The FAA and the airline industry told Congress and the American public that the new NextGen air traffic control system would create fuel savings, fewer emissions and “greener” performance. Where is the data supporting this promise?

By contrast, ample evidence exists that aircraft produce noise and toxic emissions that are detrimental to human health and degrade the environment.

In 2010, the New York City Council issued a report under New York City Administrative Code Section 24-205 called “Strategies to Reduce Sound Levels Related to Airports.” The report noted that “it is widely recognized that the effects of airport noise can be deleterious to human health.”

Research shows aircraft pollution creates carcinogens less than 2.5 microns, implicated in asthma, lung diseases, learning deficits, cardiac issues, even autism.

A 2002 study of LaGuardia Airport by Rep.

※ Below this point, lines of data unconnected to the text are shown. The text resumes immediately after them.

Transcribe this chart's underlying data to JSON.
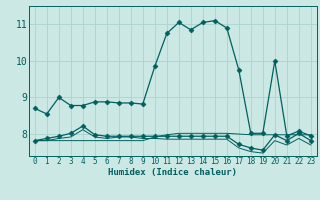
{
  "xlabel": "Humidex (Indice chaleur)",
  "background_color": "#cce8e4",
  "grid_color": "#aad4ce",
  "line_color": "#006060",
  "x_ticks": [
    0,
    1,
    2,
    3,
    4,
    5,
    6,
    7,
    8,
    9,
    10,
    11,
    12,
    13,
    14,
    15,
    16,
    17,
    18,
    19,
    20,
    21,
    22,
    23
  ],
  "y_ticks": [
    8,
    9,
    10,
    11
  ],
  "ylim": [
    7.4,
    11.5
  ],
  "xlim": [
    -0.5,
    23.5
  ],
  "series": [
    {
      "x": [
        0,
        1,
        2,
        3,
        4,
        5,
        6,
        7,
        8,
        9,
        10,
        11,
        12,
        13,
        14,
        15,
        16,
        17,
        18,
        19,
        20,
        21,
        22,
        23
      ],
      "y": [
        8.7,
        8.55,
        9.0,
        8.78,
        8.78,
        8.88,
        8.88,
        8.85,
        8.85,
        8.82,
        9.85,
        10.75,
        11.05,
        10.85,
        11.05,
        11.1,
        10.9,
        9.75,
        8.02,
        8.02,
        10.0,
        7.95,
        8.08,
        7.95
      ],
      "marker": "D",
      "markersize": 2.5,
      "linewidth": 0.9
    },
    {
      "x": [
        0,
        1,
        2,
        3,
        4,
        5,
        6,
        7,
        8,
        9,
        10,
        11,
        12,
        13,
        14,
        15,
        16,
        17,
        18,
        19,
        20,
        21,
        22,
        23
      ],
      "y": [
        7.82,
        7.88,
        7.94,
        8.02,
        8.22,
        7.98,
        7.94,
        7.94,
        7.94,
        7.94,
        7.94,
        7.94,
        7.94,
        7.94,
        7.94,
        7.94,
        7.94,
        7.72,
        7.62,
        7.56,
        7.98,
        7.82,
        8.02,
        7.82
      ],
      "marker": "D",
      "markersize": 2.5,
      "linewidth": 0.9
    },
    {
      "x": [
        0,
        1,
        2,
        3,
        4,
        5,
        6,
        7,
        8,
        9,
        10,
        11,
        12,
        13,
        14,
        15,
        16,
        17,
        18,
        19,
        20,
        21,
        22,
        23
      ],
      "y": [
        7.82,
        7.82,
        7.88,
        7.92,
        8.12,
        7.92,
        7.88,
        7.92,
        7.92,
        7.88,
        7.88,
        7.86,
        7.86,
        7.86,
        7.86,
        7.86,
        7.86,
        7.62,
        7.52,
        7.48,
        7.82,
        7.7,
        7.88,
        7.7
      ],
      "marker": null,
      "linewidth": 0.7
    },
    {
      "x": [
        0,
        1,
        2,
        3,
        4,
        5,
        6,
        7,
        8,
        9,
        10,
        11,
        12,
        13,
        14,
        15,
        16,
        17,
        18,
        19,
        20,
        21,
        22,
        23
      ],
      "y": [
        7.82,
        7.82,
        7.82,
        7.82,
        7.82,
        7.82,
        7.82,
        7.82,
        7.82,
        7.82,
        7.92,
        7.98,
        8.02,
        8.02,
        8.02,
        8.02,
        8.02,
        8.0,
        7.98,
        7.98,
        7.98,
        7.98,
        7.98,
        7.98
      ],
      "marker": null,
      "linewidth": 0.7
    }
  ]
}
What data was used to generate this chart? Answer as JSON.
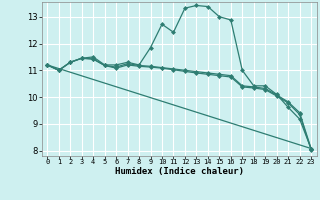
{
  "xlabel": "Humidex (Indice chaleur)",
  "background_color": "#cef0f0",
  "line_color": "#2e7d72",
  "xlim": [
    -0.5,
    23.5
  ],
  "ylim": [
    7.8,
    13.55
  ],
  "yticks": [
    8,
    9,
    10,
    11,
    12,
    13
  ],
  "xticks": [
    0,
    1,
    2,
    3,
    4,
    5,
    6,
    7,
    8,
    9,
    10,
    11,
    12,
    13,
    14,
    15,
    16,
    17,
    18,
    19,
    20,
    21,
    22,
    23
  ],
  "series": [
    {
      "x": [
        0,
        1,
        2,
        3,
        4,
        5,
        6,
        7,
        8,
        9,
        10,
        11,
        12,
        13,
        14,
        15,
        16,
        17,
        18,
        19,
        20,
        21,
        22,
        23
      ],
      "y": [
        11.2,
        11.0,
        11.3,
        11.45,
        11.5,
        11.2,
        11.2,
        11.3,
        11.2,
        11.85,
        12.72,
        12.42,
        13.32,
        13.42,
        13.38,
        13.0,
        12.88,
        11.0,
        10.42,
        10.42,
        10.1,
        9.62,
        9.18,
        8.08
      ],
      "marker": "D",
      "markersize": 2.0,
      "linewidth": 0.9
    },
    {
      "x": [
        0,
        1,
        2,
        3,
        4,
        5,
        6,
        7,
        8,
        9,
        10,
        11,
        12,
        13,
        14,
        15,
        16,
        17,
        18,
        19,
        20,
        21,
        22,
        23
      ],
      "y": [
        11.2,
        11.0,
        11.3,
        11.45,
        11.42,
        11.18,
        11.12,
        11.25,
        11.18,
        11.15,
        11.1,
        11.05,
        11.0,
        10.95,
        10.9,
        10.85,
        10.8,
        10.42,
        10.38,
        10.32,
        10.08,
        9.82,
        9.42,
        8.08
      ],
      "marker": "D",
      "markersize": 2.0,
      "linewidth": 0.9
    },
    {
      "x": [
        0,
        1,
        2,
        3,
        4,
        5,
        6,
        7,
        8,
        9,
        10,
        11,
        12,
        13,
        14,
        15,
        16,
        17,
        18,
        19,
        20,
        21,
        22,
        23
      ],
      "y": [
        11.2,
        11.0,
        11.3,
        11.45,
        11.42,
        11.18,
        11.08,
        11.2,
        11.15,
        11.12,
        11.08,
        11.02,
        10.96,
        10.9,
        10.85,
        10.8,
        10.75,
        10.38,
        10.34,
        10.28,
        10.04,
        9.78,
        9.35,
        8.04
      ],
      "marker": "D",
      "markersize": 2.0,
      "linewidth": 0.9
    },
    {
      "x": [
        0,
        23
      ],
      "y": [
        11.2,
        8.08
      ],
      "marker": "D",
      "markersize": 2.0,
      "linewidth": 0.9
    }
  ]
}
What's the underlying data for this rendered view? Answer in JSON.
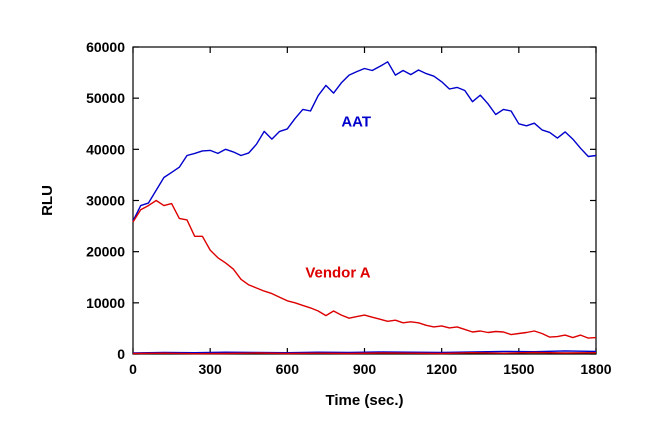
{
  "chart_data": {
    "type": "line",
    "title": "",
    "xlabel": "Time (sec.)",
    "ylabel": "RLU",
    "xlim": [
      0,
      1800
    ],
    "ylim": [
      0,
      60000
    ],
    "xticks": [
      0,
      300,
      600,
      900,
      1200,
      1500,
      1800
    ],
    "yticks": [
      0,
      10000,
      20000,
      30000,
      40000,
      50000,
      60000
    ],
    "xtick_labels": [
      "0",
      "300",
      "600",
      "900",
      "1200",
      "1500",
      "1800"
    ],
    "ytick_labels": [
      "0",
      "10000",
      "20000",
      "30000",
      "40000",
      "50000",
      "60000"
    ],
    "grid": false,
    "legend": "none (series labeled inline)",
    "series": [
      {
        "name": "AAT",
        "color": "#0000cc",
        "x": [
          0,
          30,
          60,
          90,
          120,
          150,
          180,
          210,
          240,
          270,
          300,
          330,
          360,
          390,
          420,
          450,
          480,
          510,
          540,
          570,
          600,
          630,
          660,
          690,
          720,
          750,
          780,
          810,
          840,
          870,
          900,
          930,
          960,
          990,
          1020,
          1050,
          1080,
          1110,
          1140,
          1170,
          1200,
          1230,
          1260,
          1290,
          1320,
          1350,
          1380,
          1410,
          1440,
          1470,
          1500,
          1530,
          1560,
          1590,
          1620,
          1650,
          1680,
          1710,
          1740,
          1770,
          1800
        ],
        "y": [
          26000,
          29000,
          29500,
          32000,
          34500,
          35500,
          36500,
          38800,
          39200,
          39700,
          39800,
          39200,
          40000,
          39500,
          38800,
          39300,
          41000,
          43500,
          42000,
          43500,
          44000,
          46000,
          47800,
          47500,
          50500,
          52500,
          51000,
          53000,
          54500,
          55200,
          55800,
          55400,
          56200,
          57100,
          54500,
          55400,
          54600,
          55500,
          54800,
          54300,
          53200,
          51800,
          52100,
          51500,
          49300,
          50600,
          48900,
          46800,
          47800,
          47500,
          45000,
          44600,
          45100,
          43800,
          43300,
          42200,
          43400,
          42000,
          40200,
          38600,
          38800
        ]
      },
      {
        "name": "Vendor A",
        "color": "#dd0000",
        "x": [
          0,
          30,
          60,
          90,
          120,
          150,
          180,
          210,
          240,
          270,
          300,
          330,
          360,
          390,
          420,
          450,
          480,
          510,
          540,
          570,
          600,
          630,
          660,
          690,
          720,
          750,
          780,
          810,
          840,
          870,
          900,
          930,
          960,
          990,
          1020,
          1050,
          1080,
          1110,
          1140,
          1170,
          1200,
          1230,
          1260,
          1290,
          1320,
          1350,
          1380,
          1410,
          1440,
          1470,
          1500,
          1530,
          1560,
          1590,
          1620,
          1650,
          1680,
          1710,
          1740,
          1770,
          1800
        ],
        "y": [
          25800,
          28200,
          29000,
          30000,
          29000,
          29400,
          26500,
          26200,
          23000,
          23000,
          20300,
          18800,
          17800,
          16600,
          14600,
          13500,
          12900,
          12300,
          11800,
          11100,
          10400,
          10000,
          9500,
          9000,
          8400,
          7500,
          8400,
          7600,
          7000,
          7300,
          7600,
          7200,
          6800,
          6400,
          6600,
          6100,
          6300,
          6100,
          5600,
          5300,
          5500,
          5100,
          5300,
          4800,
          4300,
          4500,
          4200,
          4400,
          4300,
          3800,
          4000,
          4200,
          4500,
          4000,
          3300,
          3400,
          3700,
          3200,
          3700,
          3100,
          3200
        ]
      },
      {
        "name": "",
        "color": "#0000cc",
        "x": [
          0,
          120,
          240,
          360,
          480,
          600,
          720,
          840,
          960,
          1080,
          1200,
          1320,
          1440,
          1560,
          1680,
          1800
        ],
        "y": [
          200,
          300,
          250,
          350,
          300,
          250,
          350,
          300,
          400,
          350,
          300,
          400,
          500,
          450,
          600,
          500
        ]
      },
      {
        "name": "",
        "color": "#dd0000",
        "x": [
          0,
          120,
          240,
          360,
          480,
          600,
          720,
          840,
          960,
          1080,
          1200,
          1320,
          1440,
          1560,
          1680,
          1800
        ],
        "y": [
          100,
          150,
          50,
          100,
          200,
          100,
          150,
          100,
          200,
          150,
          100,
          250,
          150,
          300,
          200,
          250
        ]
      }
    ],
    "annotations": [
      {
        "text": "AAT",
        "color": "#0000cc",
        "x": 810,
        "y": 44500
      },
      {
        "text": "Vendor A",
        "color": "#dd0000",
        "x": 670,
        "y": 15000
      }
    ]
  }
}
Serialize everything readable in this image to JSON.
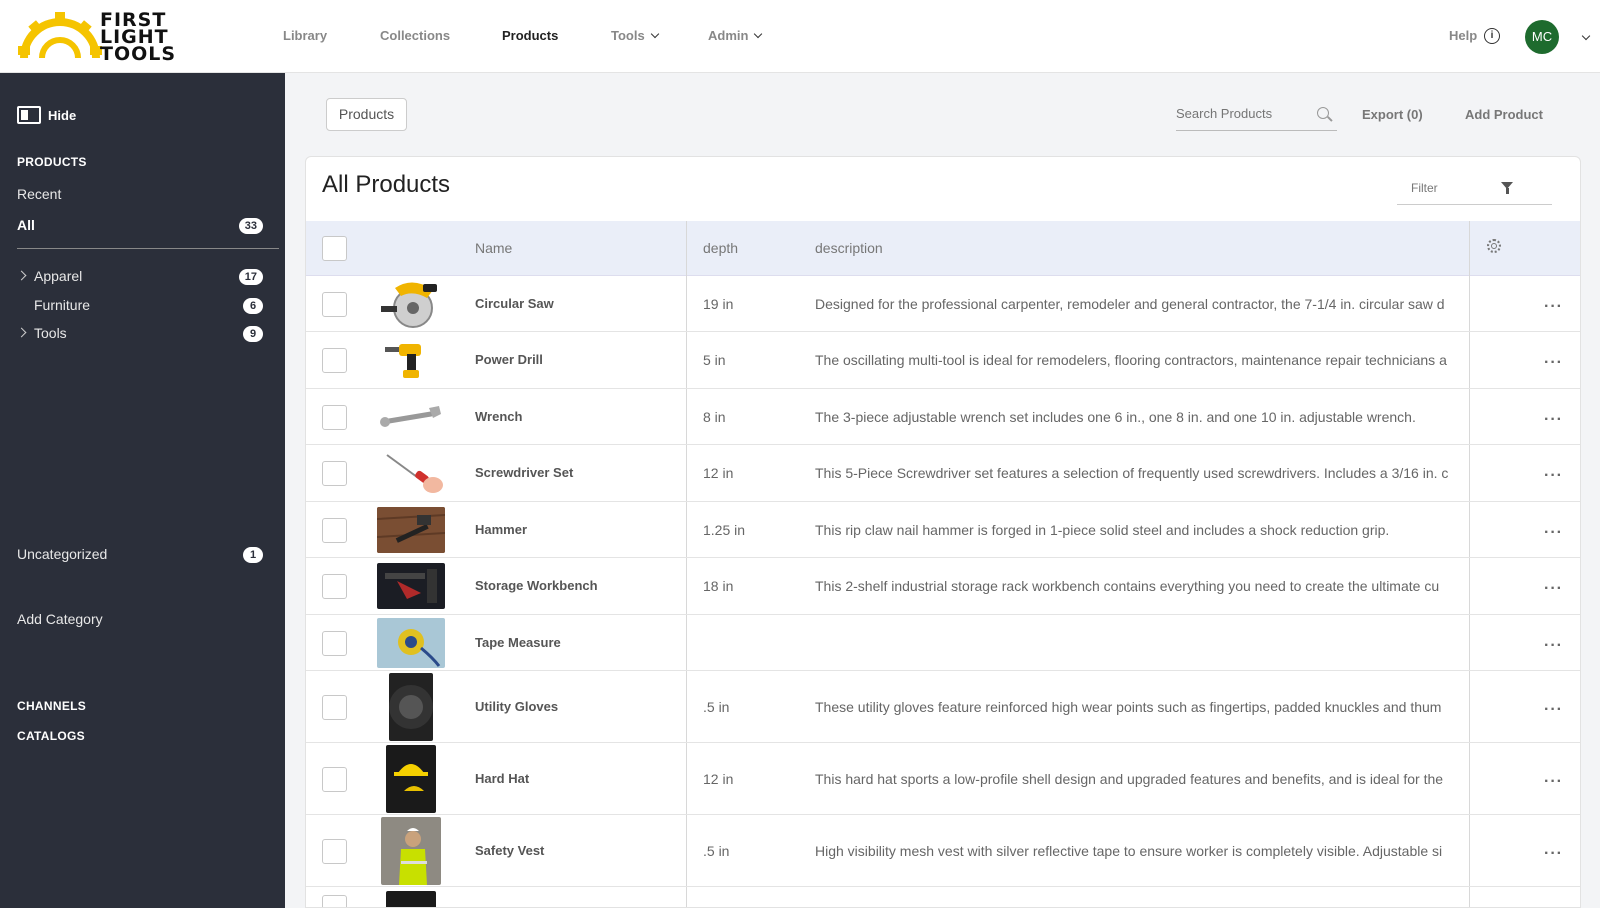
{
  "brand": {
    "logo_lines": [
      "FIRST",
      "LIGHT",
      "TOOLS"
    ],
    "accent": "#f5c400"
  },
  "nav": {
    "items": [
      {
        "label": "Library"
      },
      {
        "label": "Collections"
      },
      {
        "label": "Products",
        "active": true
      },
      {
        "label": "Tools",
        "dropdown": true
      },
      {
        "label": "Admin",
        "dropdown": true
      }
    ],
    "help_label": "Help",
    "avatar_initials": "MC",
    "avatar_color": "#1e6b2e"
  },
  "sidebar": {
    "hide_label": "Hide",
    "products_heading": "PRODUCTS",
    "recent_label": "Recent",
    "all_label": "All",
    "all_count": "33",
    "categories": [
      {
        "label": "Apparel",
        "count": "17",
        "expandable": true
      },
      {
        "label": "Furniture",
        "count": "6",
        "expandable": false
      },
      {
        "label": "Tools",
        "count": "9",
        "expandable": true
      }
    ],
    "uncategorized_label": "Uncategorized",
    "uncategorized_count": "1",
    "add_category_label": "Add Category",
    "channels_heading": "CHANNELS",
    "catalogs_heading": "CATALOGS",
    "bg_color": "#2b2f3a"
  },
  "toolbar": {
    "breadcrumb": "Products",
    "search_placeholder": "Search Products",
    "export_label": "Export (0)",
    "add_label": "Add Product"
  },
  "table": {
    "title": "All Products",
    "filter_label": "Filter",
    "columns": {
      "name": "Name",
      "depth": "depth",
      "description": "description"
    },
    "rows": [
      {
        "name": "Circular Saw",
        "depth": "19 in",
        "description": "Designed for the professional carpenter, remodeler and general contractor, the 7-1/4 in. circular saw d",
        "thumb": "saw"
      },
      {
        "name": "Power Drill",
        "depth": "5 in",
        "description": "The oscillating multi-tool is ideal for remodelers, flooring contractors, maintenance repair technicians a",
        "thumb": "drill"
      },
      {
        "name": "Wrench",
        "depth": "8 in",
        "description": "The 3-piece adjustable wrench set includes one 6 in., one 8 in. and one 10 in. adjustable wrench.",
        "thumb": "wrench"
      },
      {
        "name": "Screwdriver Set",
        "depth": "12 in",
        "description": "This 5-Piece Screwdriver set features a selection of frequently used screwdrivers. Includes a 3/16 in. c",
        "thumb": "screwdriver"
      },
      {
        "name": "Hammer",
        "depth": "1.25 in",
        "description": "This rip claw nail hammer is forged in 1-piece solid steel and includes a shock reduction grip.",
        "thumb": "hammer"
      },
      {
        "name": "Storage Workbench",
        "depth": "18 in",
        "description": "This 2-shelf industrial storage rack workbench contains everything you need to create the ultimate cu",
        "thumb": "workbench"
      },
      {
        "name": "Tape Measure",
        "depth": "",
        "description": "",
        "thumb": "tape"
      },
      {
        "name": "Utility Gloves",
        "depth": ".5 in",
        "description": "These utility gloves feature reinforced high wear points such as fingertips, padded knuckles and thum",
        "thumb": "gloves"
      },
      {
        "name": "Hard Hat",
        "depth": "12 in",
        "description": "This hard hat sports a low-profile shell design and upgraded features and benefits, and is ideal for the",
        "thumb": "hardhat"
      },
      {
        "name": "Safety Vest",
        "depth": ".5 in",
        "description": "High visibility mesh vest with silver reflective tape to ensure worker is completely visible. Adjustable si",
        "thumb": "vest"
      }
    ]
  }
}
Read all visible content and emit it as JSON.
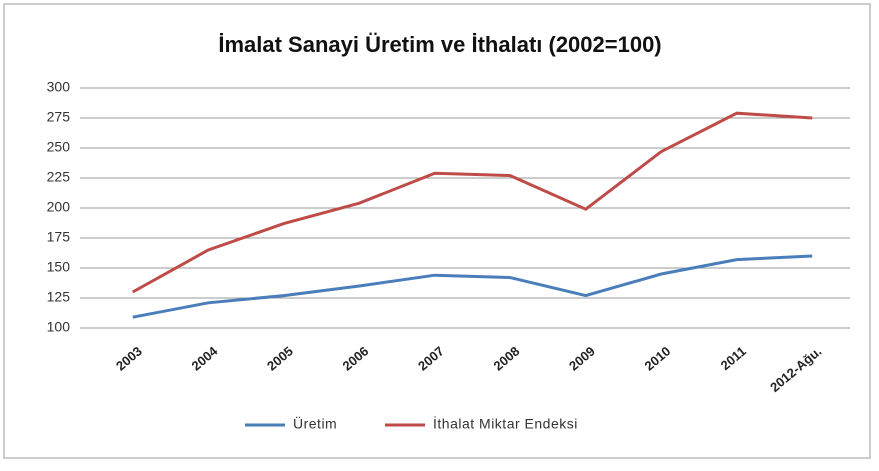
{
  "chart_data": {
    "type": "line",
    "title": "İmalat Sanayi Üretim ve İthalatı (2002=100)",
    "categories": [
      "2003",
      "2004",
      "2005",
      "2006",
      "2007",
      "2008",
      "2009",
      "2010",
      "2011",
      "2012-Ağu."
    ],
    "series": [
      {
        "name": "Üretim",
        "color": "#4a7ebb",
        "values": [
          109,
          121,
          127,
          135,
          144,
          142,
          127,
          145,
          157,
          160
        ]
      },
      {
        "name": "İthalat Miktar Endeksi",
        "color": "#be4b48",
        "values": [
          130,
          165,
          187,
          204,
          229,
          227,
          199,
          247,
          279,
          275
        ]
      }
    ],
    "ylim": [
      100,
      300
    ],
    "yticks": [
      100,
      125,
      150,
      175,
      200,
      225,
      250,
      275,
      300
    ],
    "grid": true,
    "legend": "bottom"
  }
}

Joseph Crowley (D-Queens) noted that one 747 jetliner produces as much smog as a car driven 5,600 miles, and as much nitrogen oxide as a car driven 26,500 miles. Cars face legally required emissions inspections, but airplanes do not.

One dilemma: How can you reduce emissions from the burning of fossil fuels (kerosene in jet fuel) when you are pumping more emission-producing devices (aircraft) into the air as a result of NextGen?  On the whole, greenhouse gases are on the rise, and at least 10% or more of that is the direct result of air travel.

NextGen was “fast tracked” through Congress in 2012 without environmental impact studies. To date, neither the FAA nor the airline industry has produced actual figures on the net reduction of heat-trapping gases created by using NextGen flight procedures. (The predecessor radar-based air traffic control system was much less harmful to the environment than NextGen.)

Ask your city, state and federal politicians to challenge the FAA: Produce data proving that NextGen is “green” – or use a more environmentally-friendly system to manage aircraft over New York City and other heavily-populated areas.